As the CT Examiner reports:

In a press conference on Monday, Gov. Ned Lamont spoke about the “Just in Time Inventory,” a system which, according to Connecticut CEO Josh Geballe, would use pre-planning and daily contact with providers to allocate the correct number of vaccines to each distribution center so that none were wasted. Geballe said that the National Guard could also move excess vaccines from one site to another in the rare case that a site might have more vaccines than it could use.

“I think [Lamont] put fewer rules in place than a state like New York did about who can get the doses and who can’t get the doses,” says Howard P. Forman MD, MBA, director of the Yale School of Public Health Health Care Management Program in New Haven, Connecticut. “I don’t think he scared people [distributing vaccines] by saying, ‘if you go anywhere outside these lines I am going to take you to jail.’ I think right now we need compassionate stewardship so that we get through this process as well as we can.”

Forman says the state is letting health care facilities figure out who qualifies as a phase one vaccine candidate. “If you look at New York, it’s far more prescriptive as to who is a health care worker and who is a frontline and who is a patient-facing health care worker,” he says. “I think our hospitals and health care systems have it in their interest to vaccinate health care workers and frontline health care workers first, but you also want to make sure that if you have doses around, that you are getting them out there as quickly as possible.”

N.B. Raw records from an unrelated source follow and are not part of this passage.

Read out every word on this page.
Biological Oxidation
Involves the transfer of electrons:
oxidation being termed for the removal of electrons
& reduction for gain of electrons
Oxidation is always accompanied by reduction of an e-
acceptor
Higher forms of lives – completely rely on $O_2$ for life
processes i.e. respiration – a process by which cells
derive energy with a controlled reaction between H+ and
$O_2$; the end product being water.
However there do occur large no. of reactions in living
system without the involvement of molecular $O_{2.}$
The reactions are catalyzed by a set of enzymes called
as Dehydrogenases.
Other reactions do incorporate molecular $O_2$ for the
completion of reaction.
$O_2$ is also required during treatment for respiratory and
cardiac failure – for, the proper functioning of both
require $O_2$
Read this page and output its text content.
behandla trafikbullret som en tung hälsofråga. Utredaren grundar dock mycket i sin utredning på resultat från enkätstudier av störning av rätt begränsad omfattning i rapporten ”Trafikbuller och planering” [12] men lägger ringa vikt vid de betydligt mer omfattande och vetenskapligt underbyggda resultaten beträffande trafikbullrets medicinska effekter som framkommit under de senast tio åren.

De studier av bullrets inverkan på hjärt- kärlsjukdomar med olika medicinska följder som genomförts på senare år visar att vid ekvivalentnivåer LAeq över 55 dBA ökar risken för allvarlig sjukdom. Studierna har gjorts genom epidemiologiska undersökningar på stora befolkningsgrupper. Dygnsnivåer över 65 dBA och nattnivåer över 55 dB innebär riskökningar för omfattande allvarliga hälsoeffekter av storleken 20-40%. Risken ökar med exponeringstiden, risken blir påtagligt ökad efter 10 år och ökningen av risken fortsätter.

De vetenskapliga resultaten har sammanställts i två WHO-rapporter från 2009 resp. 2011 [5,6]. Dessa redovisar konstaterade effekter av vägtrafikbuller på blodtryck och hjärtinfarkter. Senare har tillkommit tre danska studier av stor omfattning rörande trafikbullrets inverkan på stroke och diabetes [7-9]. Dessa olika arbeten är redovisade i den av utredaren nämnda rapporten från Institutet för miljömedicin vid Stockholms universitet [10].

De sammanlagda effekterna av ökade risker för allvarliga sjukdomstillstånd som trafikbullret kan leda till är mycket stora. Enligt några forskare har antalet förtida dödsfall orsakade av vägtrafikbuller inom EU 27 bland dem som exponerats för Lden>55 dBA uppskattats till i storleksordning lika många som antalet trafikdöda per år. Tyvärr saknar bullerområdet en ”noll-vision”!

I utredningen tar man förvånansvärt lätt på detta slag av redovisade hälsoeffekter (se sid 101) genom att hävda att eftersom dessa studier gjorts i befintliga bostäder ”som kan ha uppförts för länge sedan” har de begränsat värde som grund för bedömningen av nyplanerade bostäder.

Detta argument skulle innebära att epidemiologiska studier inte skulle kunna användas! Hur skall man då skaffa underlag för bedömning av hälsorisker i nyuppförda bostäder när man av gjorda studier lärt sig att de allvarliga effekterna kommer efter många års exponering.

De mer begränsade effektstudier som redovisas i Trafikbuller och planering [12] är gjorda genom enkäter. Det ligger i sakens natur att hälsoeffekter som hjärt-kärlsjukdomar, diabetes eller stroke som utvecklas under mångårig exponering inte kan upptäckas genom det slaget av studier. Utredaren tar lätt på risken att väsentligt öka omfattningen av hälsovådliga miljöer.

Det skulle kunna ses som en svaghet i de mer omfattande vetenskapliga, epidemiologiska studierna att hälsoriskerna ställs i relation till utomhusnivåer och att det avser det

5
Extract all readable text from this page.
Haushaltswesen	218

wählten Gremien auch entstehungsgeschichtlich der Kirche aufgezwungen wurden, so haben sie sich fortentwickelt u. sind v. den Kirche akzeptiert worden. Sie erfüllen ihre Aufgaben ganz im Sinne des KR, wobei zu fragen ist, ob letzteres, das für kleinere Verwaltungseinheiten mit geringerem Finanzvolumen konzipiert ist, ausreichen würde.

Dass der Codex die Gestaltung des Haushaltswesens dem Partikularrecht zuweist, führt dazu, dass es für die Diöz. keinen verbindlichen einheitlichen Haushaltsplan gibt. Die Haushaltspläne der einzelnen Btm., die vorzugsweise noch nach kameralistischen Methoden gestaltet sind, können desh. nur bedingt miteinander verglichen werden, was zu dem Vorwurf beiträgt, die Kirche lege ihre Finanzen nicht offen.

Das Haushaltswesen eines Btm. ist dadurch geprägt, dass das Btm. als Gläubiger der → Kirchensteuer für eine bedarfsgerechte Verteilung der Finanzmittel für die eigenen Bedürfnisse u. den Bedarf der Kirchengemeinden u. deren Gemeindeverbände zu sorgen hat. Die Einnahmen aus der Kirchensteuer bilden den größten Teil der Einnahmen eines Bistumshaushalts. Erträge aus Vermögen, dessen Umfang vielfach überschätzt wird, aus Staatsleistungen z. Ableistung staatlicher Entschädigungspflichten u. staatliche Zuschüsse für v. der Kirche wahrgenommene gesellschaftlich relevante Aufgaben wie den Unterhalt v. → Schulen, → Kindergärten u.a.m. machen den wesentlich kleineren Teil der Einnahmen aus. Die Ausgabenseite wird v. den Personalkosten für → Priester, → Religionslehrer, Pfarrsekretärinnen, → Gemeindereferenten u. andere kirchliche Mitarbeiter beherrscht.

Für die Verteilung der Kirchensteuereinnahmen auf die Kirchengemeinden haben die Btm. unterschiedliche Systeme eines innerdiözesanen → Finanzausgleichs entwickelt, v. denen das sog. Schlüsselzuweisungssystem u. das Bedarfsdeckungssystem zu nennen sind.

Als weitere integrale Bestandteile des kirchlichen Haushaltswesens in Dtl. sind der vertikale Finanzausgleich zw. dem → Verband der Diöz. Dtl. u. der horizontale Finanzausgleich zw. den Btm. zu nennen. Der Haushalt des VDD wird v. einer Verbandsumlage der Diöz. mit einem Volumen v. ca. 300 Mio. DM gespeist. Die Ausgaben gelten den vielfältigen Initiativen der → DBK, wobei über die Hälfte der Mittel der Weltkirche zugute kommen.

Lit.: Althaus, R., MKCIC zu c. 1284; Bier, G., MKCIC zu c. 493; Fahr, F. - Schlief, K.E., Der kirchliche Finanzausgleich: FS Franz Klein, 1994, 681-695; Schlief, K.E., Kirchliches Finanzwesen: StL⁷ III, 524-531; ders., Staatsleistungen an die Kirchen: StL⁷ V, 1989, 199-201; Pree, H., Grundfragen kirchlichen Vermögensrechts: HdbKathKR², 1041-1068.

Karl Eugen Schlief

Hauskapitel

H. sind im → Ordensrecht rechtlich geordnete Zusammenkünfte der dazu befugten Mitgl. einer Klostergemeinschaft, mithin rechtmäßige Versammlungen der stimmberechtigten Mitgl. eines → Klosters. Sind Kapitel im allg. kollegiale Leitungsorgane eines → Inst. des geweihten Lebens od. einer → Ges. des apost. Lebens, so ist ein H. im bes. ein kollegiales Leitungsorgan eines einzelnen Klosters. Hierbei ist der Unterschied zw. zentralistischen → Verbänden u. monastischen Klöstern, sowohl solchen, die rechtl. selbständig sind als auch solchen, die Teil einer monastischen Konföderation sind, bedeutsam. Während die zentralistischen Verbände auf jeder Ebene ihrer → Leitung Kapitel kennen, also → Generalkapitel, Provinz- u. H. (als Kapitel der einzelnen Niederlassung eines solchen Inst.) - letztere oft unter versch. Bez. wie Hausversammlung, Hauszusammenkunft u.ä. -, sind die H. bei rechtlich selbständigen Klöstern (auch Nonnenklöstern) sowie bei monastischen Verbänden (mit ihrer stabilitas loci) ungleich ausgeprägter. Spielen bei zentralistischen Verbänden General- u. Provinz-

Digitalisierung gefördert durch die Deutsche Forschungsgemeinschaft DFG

An unfortunate issue coming up in many states, Forman notes, is that there’s a portion of people who are eligible to be vaccinated — particularly lower-income health care workers, he says — who are declining. “When that happens, what do you do?” says Forman. “Unless you’re going to put in place a mandate that people must get vaccinated, which is difficult to do and I think probably ethically and morally wrong, then the next step is, who is next on your list? And if you have a governor saying to you that you can’t go to anyone next on your list because you haven’t used these vaccinations for this population yet, then you run into problems where you can under-vaccinate.”

Earlier this week Lamont said that the state has launched an “aggressive public outreach campaign,” as the CT Monitor reports, focused on persuading reluctant workers to get vaccinated which include public service announcements and working with unions and staff to encourage people to get the shots.

Not everything is running perfectly smoothly. Forman points out that despite being at the largest health care system in the state, his hospital system got the same number of doses as one of the smaller health care systems. “But that’s a small quarrel,” he says. “That was an equity decision [Lamont] made at the beginning, and it’s starting to [change] now.”

Forman says it seems the state is planning for how to best target different groups for vaccination. “I think the governor has smartly relied on an advisory panel that understands the people of Connecticut and understands the communities,” he says. “It is not a monolithic state, it has lots of different communities and I think they are going to have different vaccination patterns.”

For any state to succeed, Forman says efforts to encourage vaccination need to be a top priority and that allocating funds to address vaccine hesitancy should happen soon at the federal level in order to help states meet their vaccination goals.

“What we are seeing at this stage is that it’s a lot easier to get [the vaccine] into the arms of elderly people, particularly those who are institutionalized, and it’s easy to get it into the arms of health care workers like nurses and doctors,” says Forman. “It’s a lot harder to get it into the arms of people who are low-wage, younger workers, who only know that they are going to have side effects and don’t necessarily recognize what the benefit is to them. Those are perhaps the most important people to actually interrupt the transmission chain.”

“We need to make people in this country want to be vaccinated,” he says.